Introducing the Supported Downward Facing Dog, an amazing option to focus on as a calming foundation for longer holds so you can focus on release releasing tension and observing alignment internally.
Begin by kneeling with the trainer directly in front of you, both hands resting on the top of the frame in front of the cushion. Lower your head through the cushion, making sure to give the back of your neck plenty of space by resting your collarbones toward the front edge.
Pause here, looking at your knees and keeping your elbows gently hugged in towards your ribs as they stay stacked above your wrists. Take a few deep breaths and let those collarbones begin to sink into the cushion.
On an inhale, tuck your toes. As you slowly begin to exhale, lift your hips by extending your legs and pressing gently down through your hands for control. Your shoulders should stay connected to the cushion as you slowly walk your feet forward towards your face until a comfortable distance is found.

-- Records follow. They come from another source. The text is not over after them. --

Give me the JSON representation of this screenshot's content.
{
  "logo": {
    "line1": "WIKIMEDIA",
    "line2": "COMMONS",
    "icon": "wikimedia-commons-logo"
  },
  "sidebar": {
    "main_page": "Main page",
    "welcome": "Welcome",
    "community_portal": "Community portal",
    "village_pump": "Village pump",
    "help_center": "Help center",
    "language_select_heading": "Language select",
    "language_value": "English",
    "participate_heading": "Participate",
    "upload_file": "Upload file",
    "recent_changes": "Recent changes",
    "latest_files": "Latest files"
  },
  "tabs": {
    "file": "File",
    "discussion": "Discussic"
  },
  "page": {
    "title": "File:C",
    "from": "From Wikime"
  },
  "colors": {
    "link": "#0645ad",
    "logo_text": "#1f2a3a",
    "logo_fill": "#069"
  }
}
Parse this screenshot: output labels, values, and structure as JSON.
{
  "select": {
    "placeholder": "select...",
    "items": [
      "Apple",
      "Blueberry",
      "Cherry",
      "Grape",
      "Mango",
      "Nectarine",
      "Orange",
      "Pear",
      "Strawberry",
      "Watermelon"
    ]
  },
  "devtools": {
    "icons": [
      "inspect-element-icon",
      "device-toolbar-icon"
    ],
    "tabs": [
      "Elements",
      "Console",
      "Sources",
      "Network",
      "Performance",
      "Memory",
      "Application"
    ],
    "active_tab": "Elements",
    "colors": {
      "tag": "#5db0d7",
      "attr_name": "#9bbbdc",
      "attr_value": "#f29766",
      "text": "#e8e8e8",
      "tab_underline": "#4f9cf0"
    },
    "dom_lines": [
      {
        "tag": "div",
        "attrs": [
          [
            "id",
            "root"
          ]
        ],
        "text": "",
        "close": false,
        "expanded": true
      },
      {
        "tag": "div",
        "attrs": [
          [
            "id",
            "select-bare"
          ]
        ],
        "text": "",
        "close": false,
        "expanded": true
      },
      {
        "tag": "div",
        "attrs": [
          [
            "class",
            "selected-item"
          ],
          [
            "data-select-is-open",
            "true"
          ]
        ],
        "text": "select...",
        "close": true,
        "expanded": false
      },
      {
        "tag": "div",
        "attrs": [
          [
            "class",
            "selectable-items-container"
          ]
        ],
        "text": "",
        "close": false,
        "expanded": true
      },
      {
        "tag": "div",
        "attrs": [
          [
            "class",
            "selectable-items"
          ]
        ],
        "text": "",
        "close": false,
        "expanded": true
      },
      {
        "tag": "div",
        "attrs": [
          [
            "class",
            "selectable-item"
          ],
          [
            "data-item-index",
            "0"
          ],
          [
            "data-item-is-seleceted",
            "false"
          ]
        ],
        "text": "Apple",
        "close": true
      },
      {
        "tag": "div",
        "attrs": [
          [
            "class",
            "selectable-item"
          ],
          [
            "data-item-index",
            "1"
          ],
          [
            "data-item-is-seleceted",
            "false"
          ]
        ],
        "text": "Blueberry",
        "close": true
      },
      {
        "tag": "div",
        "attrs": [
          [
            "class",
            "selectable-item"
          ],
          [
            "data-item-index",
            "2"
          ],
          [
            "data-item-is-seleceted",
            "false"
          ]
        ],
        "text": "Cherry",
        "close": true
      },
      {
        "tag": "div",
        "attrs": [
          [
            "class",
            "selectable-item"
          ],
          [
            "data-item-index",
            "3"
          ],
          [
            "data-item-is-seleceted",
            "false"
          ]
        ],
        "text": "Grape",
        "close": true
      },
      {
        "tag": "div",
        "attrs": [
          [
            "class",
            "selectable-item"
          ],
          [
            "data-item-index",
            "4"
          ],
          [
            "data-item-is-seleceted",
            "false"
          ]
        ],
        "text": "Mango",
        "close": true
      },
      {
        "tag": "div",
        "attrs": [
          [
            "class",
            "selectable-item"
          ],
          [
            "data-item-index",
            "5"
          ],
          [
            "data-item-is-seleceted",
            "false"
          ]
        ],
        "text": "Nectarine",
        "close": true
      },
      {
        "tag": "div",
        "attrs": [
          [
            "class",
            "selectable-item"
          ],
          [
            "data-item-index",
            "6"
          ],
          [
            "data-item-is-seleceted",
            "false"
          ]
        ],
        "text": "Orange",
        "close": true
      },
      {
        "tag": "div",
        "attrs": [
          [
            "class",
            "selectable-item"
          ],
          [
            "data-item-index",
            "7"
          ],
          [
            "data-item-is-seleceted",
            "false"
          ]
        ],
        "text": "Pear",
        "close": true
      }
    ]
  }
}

From here there are so many options to consider:
- Unlocking your knees.
- Changing the width of your feet.
- Slowly lifting or lowering your head
- Gently rotating your head from side to side.
- Do absolutely nothing besides relaxing your neck and breathing deep.
- Listen to your body and slowly explore whatever range of motion feels appropriate!
Supported Downward Facing Dog is a GREAT place to start acclimating your body for longer inverted holds, especially if you feel pressure in your head doing full inversions with feet off the ground. Try practicing a few rounds of 5 to 10 long, slow breaths in this pose. Only stay up for as long as you feel comfortable and take a break in child’s pose between each round. You may find that all your body needs is a couple days of practicing inversions with grounded feet in order to feel more comfortable with your legs lifted!
Remember to listen to your body and go at your own pace. This article outlines a variety of suggestions and variations to inform your self-practice. Individual results may vary!